I'm feeling a bit nervous today as I've got a meeting with my counsellor this afternoon and I haven't actually done all the things she asked me to do. I have done some of them and I've done stuff that wasn't on her list. But (probably needlessly) I'm now worried about what she's going to say.
 
She's probably not even allowed to be mad at me, as I'm in the early stages of counselling... 
 
There's this overwhelming urge I seem to have to please people. I didn't even fully realise I had it until I started this process of recovery. I don't think it's necessarily a bad thing, but it's a pain when you know you haven't lived up to (your own idea of) other peoples expectations. This is when the voice in my head starts. The negative thoughts that drive me to hide away and pretend the problem will dissolve itself away as if by magic. There are so many things I wish I was stronger about, this is one of them. 
 
You see, that right there, that's me telling myself I'm not good enough. Again.

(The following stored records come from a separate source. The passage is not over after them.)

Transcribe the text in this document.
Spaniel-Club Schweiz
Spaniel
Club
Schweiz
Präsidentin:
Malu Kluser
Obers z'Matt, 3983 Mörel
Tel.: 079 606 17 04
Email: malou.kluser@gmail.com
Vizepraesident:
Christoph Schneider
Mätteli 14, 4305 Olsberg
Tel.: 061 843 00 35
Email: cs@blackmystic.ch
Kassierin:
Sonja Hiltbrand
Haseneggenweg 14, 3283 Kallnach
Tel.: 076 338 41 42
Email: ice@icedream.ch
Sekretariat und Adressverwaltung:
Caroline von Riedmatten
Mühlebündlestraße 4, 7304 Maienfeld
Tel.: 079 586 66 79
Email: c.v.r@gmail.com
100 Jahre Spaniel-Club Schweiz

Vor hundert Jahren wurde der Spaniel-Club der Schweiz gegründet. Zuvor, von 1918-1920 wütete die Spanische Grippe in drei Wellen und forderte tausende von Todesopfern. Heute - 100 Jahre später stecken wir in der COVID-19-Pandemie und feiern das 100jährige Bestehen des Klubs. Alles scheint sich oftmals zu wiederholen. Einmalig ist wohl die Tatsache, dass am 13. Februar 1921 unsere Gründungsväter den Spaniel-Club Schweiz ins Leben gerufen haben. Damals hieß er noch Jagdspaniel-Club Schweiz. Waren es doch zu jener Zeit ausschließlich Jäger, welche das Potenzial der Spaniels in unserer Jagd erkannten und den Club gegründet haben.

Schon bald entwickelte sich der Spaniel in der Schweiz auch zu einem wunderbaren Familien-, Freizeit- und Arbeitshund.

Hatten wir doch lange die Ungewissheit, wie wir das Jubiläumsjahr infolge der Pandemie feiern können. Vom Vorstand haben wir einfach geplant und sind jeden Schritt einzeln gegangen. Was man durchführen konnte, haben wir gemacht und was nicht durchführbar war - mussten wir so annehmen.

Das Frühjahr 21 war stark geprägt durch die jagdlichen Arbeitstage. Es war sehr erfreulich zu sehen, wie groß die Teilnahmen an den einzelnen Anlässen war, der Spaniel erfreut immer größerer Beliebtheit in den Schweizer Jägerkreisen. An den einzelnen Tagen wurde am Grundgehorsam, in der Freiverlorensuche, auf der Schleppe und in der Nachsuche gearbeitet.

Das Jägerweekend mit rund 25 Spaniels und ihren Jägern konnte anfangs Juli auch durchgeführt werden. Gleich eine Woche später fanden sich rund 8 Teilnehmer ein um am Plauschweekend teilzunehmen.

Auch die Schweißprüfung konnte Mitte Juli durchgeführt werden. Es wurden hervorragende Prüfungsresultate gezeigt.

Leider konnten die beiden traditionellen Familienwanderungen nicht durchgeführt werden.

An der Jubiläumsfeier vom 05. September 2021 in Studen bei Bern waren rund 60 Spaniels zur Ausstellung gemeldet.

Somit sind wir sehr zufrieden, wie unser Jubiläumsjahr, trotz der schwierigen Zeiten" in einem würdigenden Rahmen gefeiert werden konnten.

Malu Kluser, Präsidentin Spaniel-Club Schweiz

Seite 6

I am trying to be more positive about myself, to focus on what I do well, to stop beating myself up all the time. It's a hard habit to break when you've done it for so long though. And everyone does it. Everyone has those little moments of self doubt where they need a bit of a hand to get over a hurdle. But if you do it all the time it's exhausting and damaging.
 
You know, I'm actually doing it right at this moment. By writing this post I'm avoiding dealing with something else I don't want to deal with.
 
I need to go and drop some stuff off at the Citizens Advice as they've been having a look at this whole "we're going to evict you because your house is untidy" malarkey. But my mum is one of the volunteers and, today, guess where she's working? Now, she knows all about what's going on, she's my mum and she's a lovely person. But I just don't want her to be the person that is helping me with this (and before you ask, no, it's not against their policy for volunteers to help their family members). I'd much rather the anonymity of a stranger. It's weirding me out. It's me doing this again though, as I don't need to see an adviser really, just to drop things off. She's likely to be busy with someone else and therefore I won't even see her at all. But I'm finding excuses again.
 
So basically today is going to be crappy because I am avoiding things in my own inimitable syle. Joy. 
I am slowly working myself to a standstill and then I will be worse off (again). So I'm off to the CAB where I'm probably not even going to see my mum and then I'm going to the counsellor. 
 
Oh, and I get to go to my new craft group after I've collected madam from nursery :-) 
 
There is always a good point if you look for it hard enough!